Leon Goretzka ist hinter Gündogan, Groß und dem zuletzt verletzt fehlenden Kimmich nur noch die Nummer vier im defensiven Mittelfeld. Zudem hat er mit Leverkusens Robert Andrich, den Nagelsmann für die USA-Reise erstmals nominierte, kampfstarke Konkurrenz bekommen. Für den Bayern-Spieler wird es daher schwer werden, sich bis zur EURO einen Stammplatz zu erkämpfen.
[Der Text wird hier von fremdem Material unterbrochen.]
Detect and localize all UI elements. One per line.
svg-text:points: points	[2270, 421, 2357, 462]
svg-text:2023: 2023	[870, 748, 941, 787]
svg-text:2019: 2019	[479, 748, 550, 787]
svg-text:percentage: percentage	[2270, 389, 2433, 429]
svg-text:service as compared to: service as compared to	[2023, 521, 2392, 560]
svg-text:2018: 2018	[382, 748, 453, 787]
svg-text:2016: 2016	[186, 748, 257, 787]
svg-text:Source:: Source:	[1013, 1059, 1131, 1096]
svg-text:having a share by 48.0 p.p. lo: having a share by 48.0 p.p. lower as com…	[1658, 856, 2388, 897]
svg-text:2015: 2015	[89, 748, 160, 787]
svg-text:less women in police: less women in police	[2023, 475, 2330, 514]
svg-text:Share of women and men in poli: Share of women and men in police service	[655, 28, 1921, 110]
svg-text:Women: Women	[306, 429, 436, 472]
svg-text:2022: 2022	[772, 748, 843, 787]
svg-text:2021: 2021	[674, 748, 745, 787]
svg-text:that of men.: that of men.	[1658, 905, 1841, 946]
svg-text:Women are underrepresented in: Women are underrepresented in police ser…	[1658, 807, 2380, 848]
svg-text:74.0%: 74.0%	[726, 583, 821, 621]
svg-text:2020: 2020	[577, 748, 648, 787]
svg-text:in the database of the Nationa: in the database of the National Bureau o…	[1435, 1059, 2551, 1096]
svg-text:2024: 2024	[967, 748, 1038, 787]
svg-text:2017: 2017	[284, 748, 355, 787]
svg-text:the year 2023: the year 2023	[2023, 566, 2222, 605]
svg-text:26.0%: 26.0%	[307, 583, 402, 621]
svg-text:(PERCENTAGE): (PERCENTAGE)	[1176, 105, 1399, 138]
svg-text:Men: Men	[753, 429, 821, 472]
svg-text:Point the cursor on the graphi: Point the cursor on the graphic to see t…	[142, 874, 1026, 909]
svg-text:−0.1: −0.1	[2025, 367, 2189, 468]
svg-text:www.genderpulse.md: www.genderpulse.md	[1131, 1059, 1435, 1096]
Auch Kai Havertz, der seit seinem Wechsel zum FC Arsenal nur selten überzeugende Leistungen zeigt und meist nur von der Bank kommt, ist bei Nagelsmann weit von der Startelf entfernt. Er spielte nur gegen die USA eine (unauffällige) halbe Stunde und wurde gegen Mexiko gar nicht berücksichtigt.
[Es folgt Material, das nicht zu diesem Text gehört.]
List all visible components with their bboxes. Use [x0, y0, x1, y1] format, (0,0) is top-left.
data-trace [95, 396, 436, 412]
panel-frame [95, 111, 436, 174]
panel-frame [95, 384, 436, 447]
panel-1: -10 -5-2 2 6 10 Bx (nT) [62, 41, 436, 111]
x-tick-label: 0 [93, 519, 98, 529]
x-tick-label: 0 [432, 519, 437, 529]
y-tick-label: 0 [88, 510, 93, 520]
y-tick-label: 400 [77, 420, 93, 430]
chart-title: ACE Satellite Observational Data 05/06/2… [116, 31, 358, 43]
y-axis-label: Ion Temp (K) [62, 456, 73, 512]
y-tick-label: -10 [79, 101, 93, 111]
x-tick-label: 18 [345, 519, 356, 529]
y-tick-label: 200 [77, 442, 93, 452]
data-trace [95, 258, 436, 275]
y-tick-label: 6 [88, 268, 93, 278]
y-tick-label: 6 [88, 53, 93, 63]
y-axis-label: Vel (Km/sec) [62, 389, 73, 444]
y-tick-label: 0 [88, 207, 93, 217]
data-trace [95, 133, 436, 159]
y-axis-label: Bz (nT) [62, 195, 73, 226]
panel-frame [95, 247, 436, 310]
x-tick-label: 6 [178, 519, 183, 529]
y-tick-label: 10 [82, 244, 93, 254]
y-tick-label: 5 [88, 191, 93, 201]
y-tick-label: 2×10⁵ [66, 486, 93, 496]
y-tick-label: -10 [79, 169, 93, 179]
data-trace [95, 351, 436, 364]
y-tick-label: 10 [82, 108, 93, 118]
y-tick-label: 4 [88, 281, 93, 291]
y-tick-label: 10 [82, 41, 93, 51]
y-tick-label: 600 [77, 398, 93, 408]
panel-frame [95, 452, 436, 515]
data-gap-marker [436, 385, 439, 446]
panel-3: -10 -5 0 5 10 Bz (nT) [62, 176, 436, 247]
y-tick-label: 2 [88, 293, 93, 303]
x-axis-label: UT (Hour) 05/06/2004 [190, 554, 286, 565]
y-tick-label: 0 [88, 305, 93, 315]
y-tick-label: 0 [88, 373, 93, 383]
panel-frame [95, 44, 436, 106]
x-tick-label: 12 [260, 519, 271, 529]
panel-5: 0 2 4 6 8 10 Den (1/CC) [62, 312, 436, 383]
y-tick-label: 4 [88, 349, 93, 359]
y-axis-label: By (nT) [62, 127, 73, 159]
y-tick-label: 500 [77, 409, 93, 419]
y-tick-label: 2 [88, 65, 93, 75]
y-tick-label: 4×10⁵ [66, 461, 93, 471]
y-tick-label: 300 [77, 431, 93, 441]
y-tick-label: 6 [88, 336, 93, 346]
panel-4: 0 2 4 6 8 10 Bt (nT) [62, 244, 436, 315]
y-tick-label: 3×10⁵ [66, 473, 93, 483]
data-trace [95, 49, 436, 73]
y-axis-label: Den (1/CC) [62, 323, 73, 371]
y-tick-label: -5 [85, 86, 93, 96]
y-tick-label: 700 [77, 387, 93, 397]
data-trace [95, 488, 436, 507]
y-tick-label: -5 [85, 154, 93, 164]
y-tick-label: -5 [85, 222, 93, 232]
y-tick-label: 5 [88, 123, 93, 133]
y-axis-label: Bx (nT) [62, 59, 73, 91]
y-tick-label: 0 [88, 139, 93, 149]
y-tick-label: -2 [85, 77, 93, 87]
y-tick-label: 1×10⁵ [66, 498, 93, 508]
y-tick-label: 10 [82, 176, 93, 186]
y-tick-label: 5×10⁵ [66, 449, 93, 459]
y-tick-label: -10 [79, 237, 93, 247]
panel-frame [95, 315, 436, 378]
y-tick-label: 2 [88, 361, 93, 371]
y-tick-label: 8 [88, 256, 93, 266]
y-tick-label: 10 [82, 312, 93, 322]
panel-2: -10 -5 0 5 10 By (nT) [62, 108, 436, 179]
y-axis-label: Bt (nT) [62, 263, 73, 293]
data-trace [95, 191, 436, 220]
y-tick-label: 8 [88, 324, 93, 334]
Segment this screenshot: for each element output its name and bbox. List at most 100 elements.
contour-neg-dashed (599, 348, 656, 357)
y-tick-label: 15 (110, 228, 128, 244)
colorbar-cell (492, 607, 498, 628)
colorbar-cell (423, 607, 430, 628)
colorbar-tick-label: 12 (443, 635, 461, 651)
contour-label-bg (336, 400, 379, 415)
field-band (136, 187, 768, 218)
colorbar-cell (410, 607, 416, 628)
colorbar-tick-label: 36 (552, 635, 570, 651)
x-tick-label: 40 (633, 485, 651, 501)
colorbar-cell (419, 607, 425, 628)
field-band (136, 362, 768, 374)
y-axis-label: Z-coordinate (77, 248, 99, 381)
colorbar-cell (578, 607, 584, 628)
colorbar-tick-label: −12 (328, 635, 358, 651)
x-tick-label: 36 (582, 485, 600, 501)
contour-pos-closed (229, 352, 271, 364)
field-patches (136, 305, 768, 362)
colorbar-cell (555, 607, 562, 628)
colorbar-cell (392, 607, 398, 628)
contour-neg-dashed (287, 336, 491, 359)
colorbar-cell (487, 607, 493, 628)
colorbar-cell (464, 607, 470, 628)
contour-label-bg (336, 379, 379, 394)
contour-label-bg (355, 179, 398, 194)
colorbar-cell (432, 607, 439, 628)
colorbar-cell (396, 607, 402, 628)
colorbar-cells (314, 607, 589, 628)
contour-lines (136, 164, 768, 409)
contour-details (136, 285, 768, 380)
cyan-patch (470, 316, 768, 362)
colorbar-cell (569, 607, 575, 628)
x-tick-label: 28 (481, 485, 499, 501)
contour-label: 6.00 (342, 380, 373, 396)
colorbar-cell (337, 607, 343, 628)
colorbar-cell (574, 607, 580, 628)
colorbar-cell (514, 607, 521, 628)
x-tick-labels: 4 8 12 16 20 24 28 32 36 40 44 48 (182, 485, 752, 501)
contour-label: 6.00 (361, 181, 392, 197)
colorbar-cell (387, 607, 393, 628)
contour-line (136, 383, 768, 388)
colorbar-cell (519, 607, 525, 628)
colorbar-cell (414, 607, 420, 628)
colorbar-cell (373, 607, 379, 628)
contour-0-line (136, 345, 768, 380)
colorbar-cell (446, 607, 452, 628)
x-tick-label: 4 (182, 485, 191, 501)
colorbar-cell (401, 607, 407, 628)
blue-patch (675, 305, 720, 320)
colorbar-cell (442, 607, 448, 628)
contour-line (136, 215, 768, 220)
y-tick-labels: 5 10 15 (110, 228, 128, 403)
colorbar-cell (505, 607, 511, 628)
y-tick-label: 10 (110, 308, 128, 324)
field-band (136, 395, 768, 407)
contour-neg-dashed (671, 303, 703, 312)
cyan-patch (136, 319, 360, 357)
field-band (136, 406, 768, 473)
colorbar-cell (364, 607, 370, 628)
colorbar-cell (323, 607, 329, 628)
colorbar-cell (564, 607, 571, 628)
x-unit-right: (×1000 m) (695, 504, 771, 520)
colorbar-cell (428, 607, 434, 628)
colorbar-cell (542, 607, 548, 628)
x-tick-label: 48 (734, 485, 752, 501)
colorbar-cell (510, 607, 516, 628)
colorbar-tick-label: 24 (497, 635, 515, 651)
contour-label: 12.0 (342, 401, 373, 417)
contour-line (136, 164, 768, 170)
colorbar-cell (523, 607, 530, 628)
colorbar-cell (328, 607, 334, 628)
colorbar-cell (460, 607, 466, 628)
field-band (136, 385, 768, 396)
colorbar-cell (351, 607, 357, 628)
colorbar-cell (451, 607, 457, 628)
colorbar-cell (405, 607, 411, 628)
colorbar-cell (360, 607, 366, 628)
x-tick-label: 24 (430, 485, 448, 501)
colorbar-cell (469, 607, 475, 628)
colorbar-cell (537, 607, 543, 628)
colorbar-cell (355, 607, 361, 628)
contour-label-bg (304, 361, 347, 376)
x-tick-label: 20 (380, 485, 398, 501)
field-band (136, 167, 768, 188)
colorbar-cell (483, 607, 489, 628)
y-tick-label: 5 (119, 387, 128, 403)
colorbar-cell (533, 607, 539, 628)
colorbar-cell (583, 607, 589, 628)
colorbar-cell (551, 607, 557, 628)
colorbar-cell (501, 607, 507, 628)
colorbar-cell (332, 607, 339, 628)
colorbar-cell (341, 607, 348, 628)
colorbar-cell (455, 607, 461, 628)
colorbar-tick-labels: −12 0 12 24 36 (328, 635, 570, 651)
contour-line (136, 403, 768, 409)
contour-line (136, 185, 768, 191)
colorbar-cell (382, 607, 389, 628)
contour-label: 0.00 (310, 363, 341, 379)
Wo ist Platz für Joshua Kimmich?

Der Profi des FC Bayern ist ein besonderer Fall: Er war bislang im defensiven Mittelfeld gesetzt, fehlte aber bei den beiden Partien der USA-Reise und auch zuvor schon beim Länderspiel gegen Frankreich. Man könnte daher boshaft formulieren: Seit er nicht mehr dabei ist, läuft es besser. Allerdings wäre es falsch, die vorherige Misere nur an Kimmich festzumachen. Augenfällig ist aber, dass das DFB-Team auch ohne Kimmich als Dreh- und Angelpunkt gut funktioniert. Bleibt er also außen vor?
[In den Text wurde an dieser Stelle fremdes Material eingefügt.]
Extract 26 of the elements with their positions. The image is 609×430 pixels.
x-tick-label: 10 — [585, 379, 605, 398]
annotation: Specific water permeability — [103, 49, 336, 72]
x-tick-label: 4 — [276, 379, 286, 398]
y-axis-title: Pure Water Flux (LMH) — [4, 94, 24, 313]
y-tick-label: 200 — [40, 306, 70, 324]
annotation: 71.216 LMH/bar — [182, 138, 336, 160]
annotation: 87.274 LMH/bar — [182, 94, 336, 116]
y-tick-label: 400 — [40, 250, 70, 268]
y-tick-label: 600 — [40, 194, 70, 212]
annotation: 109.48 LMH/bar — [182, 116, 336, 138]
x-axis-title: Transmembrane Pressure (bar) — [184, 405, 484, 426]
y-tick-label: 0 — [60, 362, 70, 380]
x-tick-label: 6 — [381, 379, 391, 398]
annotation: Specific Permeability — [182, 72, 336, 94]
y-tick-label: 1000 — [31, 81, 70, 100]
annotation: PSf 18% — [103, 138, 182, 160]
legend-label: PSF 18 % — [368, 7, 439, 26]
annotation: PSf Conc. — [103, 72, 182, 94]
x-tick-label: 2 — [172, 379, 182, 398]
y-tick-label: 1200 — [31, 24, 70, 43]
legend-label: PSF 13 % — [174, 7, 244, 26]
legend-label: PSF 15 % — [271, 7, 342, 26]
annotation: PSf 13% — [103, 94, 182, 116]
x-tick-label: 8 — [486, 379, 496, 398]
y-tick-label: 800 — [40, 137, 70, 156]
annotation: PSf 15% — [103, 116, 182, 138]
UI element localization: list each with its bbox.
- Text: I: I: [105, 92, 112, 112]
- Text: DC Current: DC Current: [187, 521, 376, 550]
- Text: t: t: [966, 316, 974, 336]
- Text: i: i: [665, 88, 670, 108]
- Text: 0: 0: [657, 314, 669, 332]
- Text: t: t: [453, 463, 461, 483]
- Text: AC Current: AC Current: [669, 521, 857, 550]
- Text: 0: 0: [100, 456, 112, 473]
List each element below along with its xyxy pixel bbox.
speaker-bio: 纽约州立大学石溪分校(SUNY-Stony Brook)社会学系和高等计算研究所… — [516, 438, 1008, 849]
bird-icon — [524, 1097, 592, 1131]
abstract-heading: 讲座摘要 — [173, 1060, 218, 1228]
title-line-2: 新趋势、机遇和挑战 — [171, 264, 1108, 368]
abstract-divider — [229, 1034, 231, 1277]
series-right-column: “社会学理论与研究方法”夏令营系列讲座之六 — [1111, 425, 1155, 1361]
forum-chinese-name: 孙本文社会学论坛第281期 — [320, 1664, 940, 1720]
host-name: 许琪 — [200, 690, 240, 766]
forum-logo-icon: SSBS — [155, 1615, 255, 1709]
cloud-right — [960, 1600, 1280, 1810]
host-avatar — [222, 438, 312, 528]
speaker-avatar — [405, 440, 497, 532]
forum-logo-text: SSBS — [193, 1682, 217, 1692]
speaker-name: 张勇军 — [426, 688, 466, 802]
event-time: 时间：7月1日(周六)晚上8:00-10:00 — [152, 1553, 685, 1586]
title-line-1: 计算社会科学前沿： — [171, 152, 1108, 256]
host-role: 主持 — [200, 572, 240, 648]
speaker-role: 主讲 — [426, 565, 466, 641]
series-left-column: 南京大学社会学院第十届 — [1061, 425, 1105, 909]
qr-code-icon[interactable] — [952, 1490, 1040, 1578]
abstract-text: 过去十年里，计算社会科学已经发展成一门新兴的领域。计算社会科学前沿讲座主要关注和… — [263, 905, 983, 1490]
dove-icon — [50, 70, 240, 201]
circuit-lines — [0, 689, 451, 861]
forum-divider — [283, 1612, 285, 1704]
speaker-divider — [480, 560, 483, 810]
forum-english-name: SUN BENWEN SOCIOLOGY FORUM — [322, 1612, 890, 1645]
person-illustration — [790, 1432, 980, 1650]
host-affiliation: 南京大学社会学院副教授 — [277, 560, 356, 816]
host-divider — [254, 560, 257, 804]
Nationalspieler Joshua Kimmich schaut ratlos und klatscht in die Hände
Was wird aus Joshua Kimmich? Im defensiven Mittelfeld scheint der Bundestrainer ein stabiles Duo gefunden zu habenBild: Rolf Vennenbernd/dpa/picture alliance

"Wenn Josh besser ist als andere, ist er gesetzt", verwies Nagelsmann auf das Leistungsprinzip, das bei ihm herrschen soll. Ob das notwendigerweise auf Kimmichs zentraler Lieblingsposition der Fall sein wird, ist dahingestellt. Im Notfall könnte Kimmich nämlich auch auf die von ihm ungeliebte Position des rechten Außenverteidigers ausweichen - und wäre dort wahrscheinlich besser als jeder, der Nagelsmann als Alternative zur Verfügung steht.

Wie geht es weiter?

Im November stehen zu Hause gegen die Türkei (18.11.) und in Österreich (21.11.) die letzten Länderspiele des Jahres an. Nagelsmann kann dann mit Spielern wie Kimmich, Henrichs oder Serge Gnabry, die derzeit noch verletzt sind, weitere EM-Kandidaten testen. Außerdem wird es darum gehen, die Achse von Stammspielern, die sich bereits herauskristallisiert, besser einzuspielen und Abläufe zu manifestieren.

"Ich freue mich schon auf den November", sagte Nagelsmann nach seinem gelungenen Start und hatte bereits die EM im kommenden Juni im Blick: "Bis zum Turnier müssen die Dinge alle sitzen - und bis dahin werden sie alle sitzen", kündigte er an. "Ich weiß, dass wir erfolgreich sein werden."